You're just cherry picking facts and distorting the truth to smear the product of a competitor. RB's become good at that.

Tell me, what % of the Suboxone patient population is the demographic you described above? World travelers, the "jet-set" crowd? Seriously?? Have you BEEN in our offices? That demo is maybe 15% of the total overall patient population, and that is being generous. Are they pursuing approval in Europe? If so, I haven't read about it. The EU market is much different than the US; every country has different medical laws and it isn't as easy to get approval going country by country, unlike the US.

As for removing the implant, yes, addicts will attempt it. If they are trying to melt the Film, then you can be sure they will try to remove the implant. It's not about your comparison to naltrexone; it's about 6 months of bupe in an implant. That would have a huge street value my friend, once the street pharmacists figure out how to extract the bupe.

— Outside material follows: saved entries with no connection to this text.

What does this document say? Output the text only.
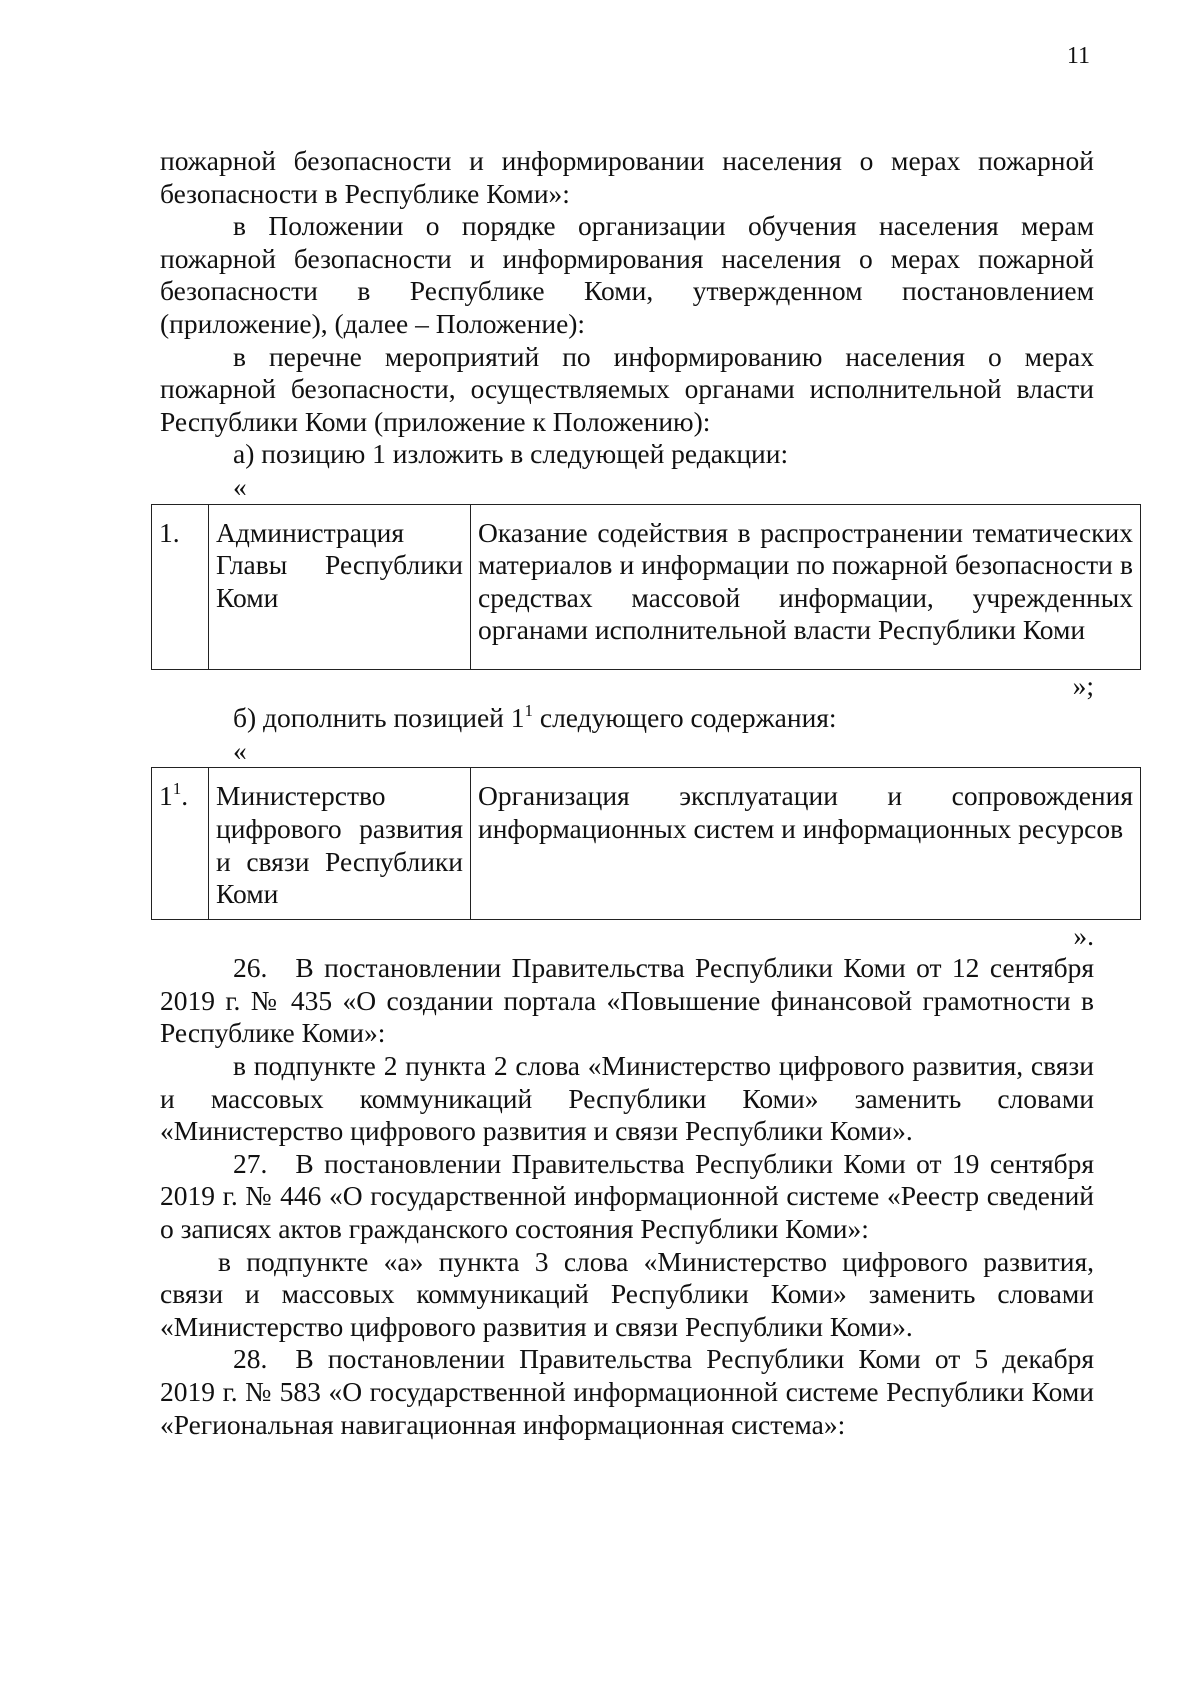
11

пожарной безопасности и информировании населения о мерах пожарной безопасности в Республике Коми»:

в Положении о порядке организации обучения населения мерам пожарной безопасности и информирования населения о мерах пожарной безопасности в Республике Коми, утвержденном постановлением (приложение), (далее – Положение):

в перечне мероприятий по информированию населения о мерах пожарной безопасности, осуществляемых органами исполнительной власти Республики Коми (приложение к Положению):

а) позицию 1 изложить в следующей редакции:

«

1.	Администрация Главы Республики Коми	Оказание содействия в распространении тематических материалов и информации по пожарной безопасности в средствах массовой информации, учрежденных органами исполнительной власти Республики Коми

»;

б) дополнить позицией $1^1$ следующего содержания:

«

$1^1$.	Министерство цифрового развития и связи Республики Коми	Организация эксплуатации и сопровождения информационных систем и информационных ресурсов

».

26. В постановлении Правительства Республики Коми от 12 сентября 2019 г. № 435 «О создании портала «Повышение финансовой грамотности в Республике Коми»:

в подпункте 2 пункта 2 слова «Министерство цифрового развития, связи и массовых коммуникаций Республики Коми» заменить словами «Министерство цифрового развития и связи Республики Коми».

27. В постановлении Правительства Республики Коми от 19 сентября 2019 г. № 446 «О государственной информационной системе «Реестр сведений о записях актов гражданского состояния Республики Коми»:

в подпункте «а» пункта 3 слова «Министерство цифрового развития, связи и массовых коммуникаций Республики Коми» заменить словами «Министерство цифрового развития и связи Республики Коми».

28. В постановлении Правительства Республики Коми от 5 декабря 2019 г. № 583 «О государственной информационной системе Республики Коми «Региональная навигационная информационная система»:
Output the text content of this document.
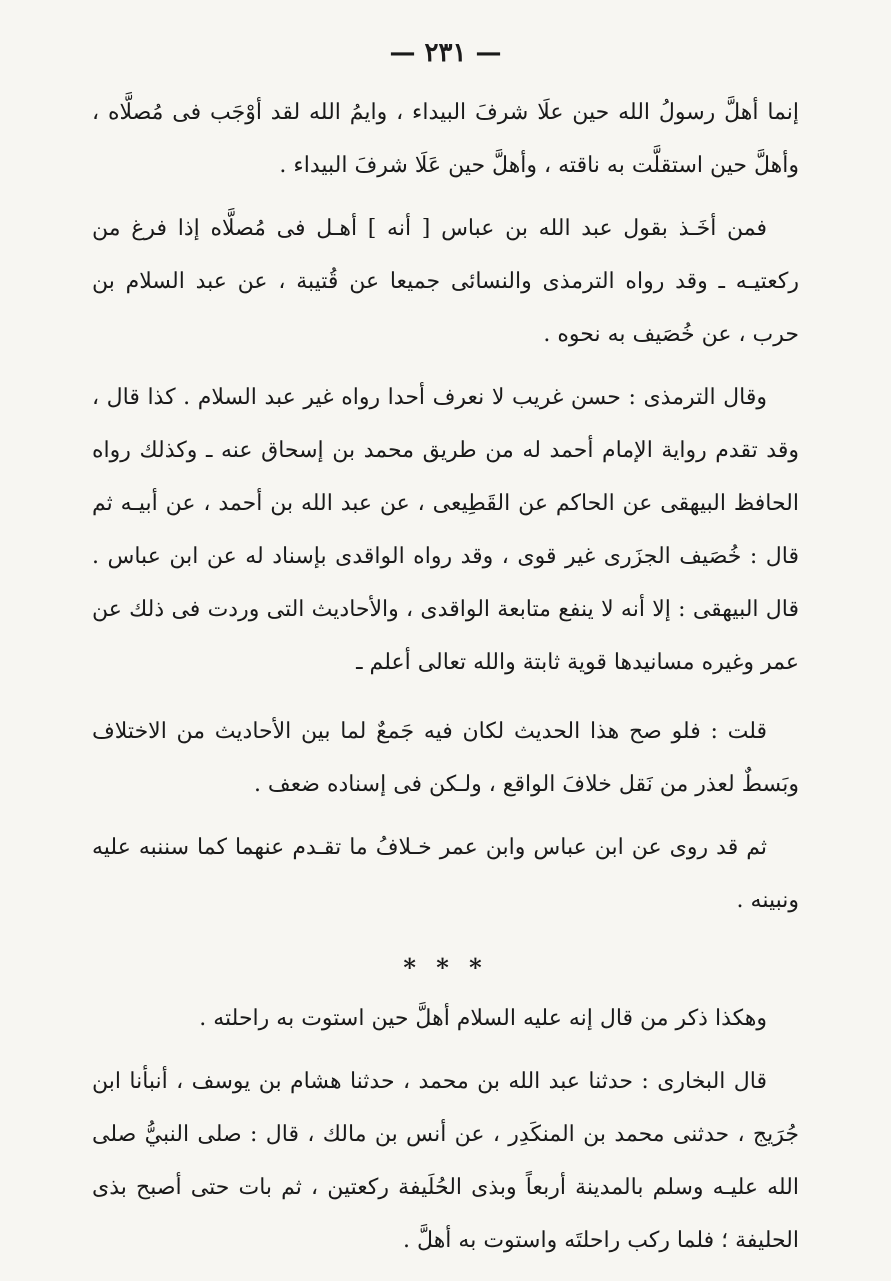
— ٢٣١ —

إنما أهلَّ رسولُ الله حين علَا شرفَ البيداء ، وايمُ الله لقد أوْجَب فى مُصلَّاه ، وأهلَّ حين استقلَّت به ناقته ، وأهلَّ حين عَلَا شرفَ البيداء .

فمن أخَـذ بقول عبد الله بن عباس [ أنه ] أهـل فى مُصلَّاه إذا فرغ من ركعتيـه ـ وقد رواه الترمذى والنسائى جميعا عن قُتيبة ، عن عبد السلام بن حرب ، عن خُصَيف به نحوه .

وقال الترمذى : حسن غريب لا نعرف أحدا رواه غير عبد السلام . كذا قال ، وقد تقدم رواية الإمام أحمد له من طريق محمد بن إسحاق عنه ـ وكذلك رواه الحافظ البيهقى عن الحاكم عن القَطِيعى ، عن عبد الله بن أحمد ، عن أبيـه ثم قال : خُصَيف الجزَرى غير قوى ، وقد رواه الواقدى بإسناد له عن ابن عباس . قال البيهقى : إلا أنه لا ينفع متابعة الواقدى ، والأحاديث التى وردت فى ذلك عن عمر وغيره مسانيدها قوية ثابتة والله تعالى أعلم ـ

قلت : فلو صح هذا الحديث لكان فيه جَمعٌ لما بين الأحاديث من الاختلاف وبَسطٌ لعذر من نَقل خلافَ الواقع ، ولـكن فى إسناده ضعف .

ثم قد روى عن ابن عباس وابن عمر خـلافُ ما تقـدم عنهما كما سننبه عليه ونبينه .

* * *

وهكذا ذكر من قال إنه عليه السلام أهلَّ حين استوت به راحلته .

قال البخارى : حدثنا عبد الله بن محمد ، حدثنا هشام بن يوسف ، أنبأنا ابن جُرَيج ، حدثنى محمد بن المنكَدِر ، عن أنس بن مالك ، قال : صلى النبيُّ صلى الله عليـه وسلم بالمدينة أربعاً وبذى الحُلَيفة ركعتين ، ثم بات حتى أصبح بذى الحليفة ؛ فلما ركب راحلتَه واستوت به أهلَّ .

This is directly from Medscape:

He noted that disadvantages are potentially cost and the requirement for a minor surgical implantation procedure, which was associated with minor site reactions in one quarter of patients.

"Another factor will be to consider the difficulty for implant removal by untrained personnel, which could be necessary if a patient requires opioid analgesia for an acute medical or surgical condition," he added.

According to Dr. Gunderson, one consideration for physicians in interpreting the study is that patients were inducted on buprenorphine at a dosage of 12 to 16 mg/day.

"To fully determine the validity of the study findings, it is crucial to examine how abrupt the transition was between induction dose and placebo implant," he said.

"A sudden drop from 16 mg to 0 mg could lead to substantial opioid withdrawal, and we need to know whether they were tapered or had access to rescue doses during the transition off active medication."


Also, more recently, the FDA has approved the implant but not without hesitation.
http://www.medscape.com/viewarticle/781227
Not exactly a glowing endorsement.

Again, I think the implant has its place. I agree that certain patients will benefit from it. But to think it's going to take over the opioid dependence treatment world is pie-in-the-sky thinking.
 
























The ease of the removal process will heavily depend on the proper insertion. with the right education it shouldn't be a problem.

A psychiatrist or addiction medicine doc with a scalpel is not a pretty sight. Ask how many of them have inserted and tried to remove the Norplant rods (why would the have?). Fibrosis and blood are not easily worked into the rhythm of the typical addiction practice. A surgeon with a DATA 2000 certification is also not a pretty sight. There are many more hurdles than the uninitiated would expect.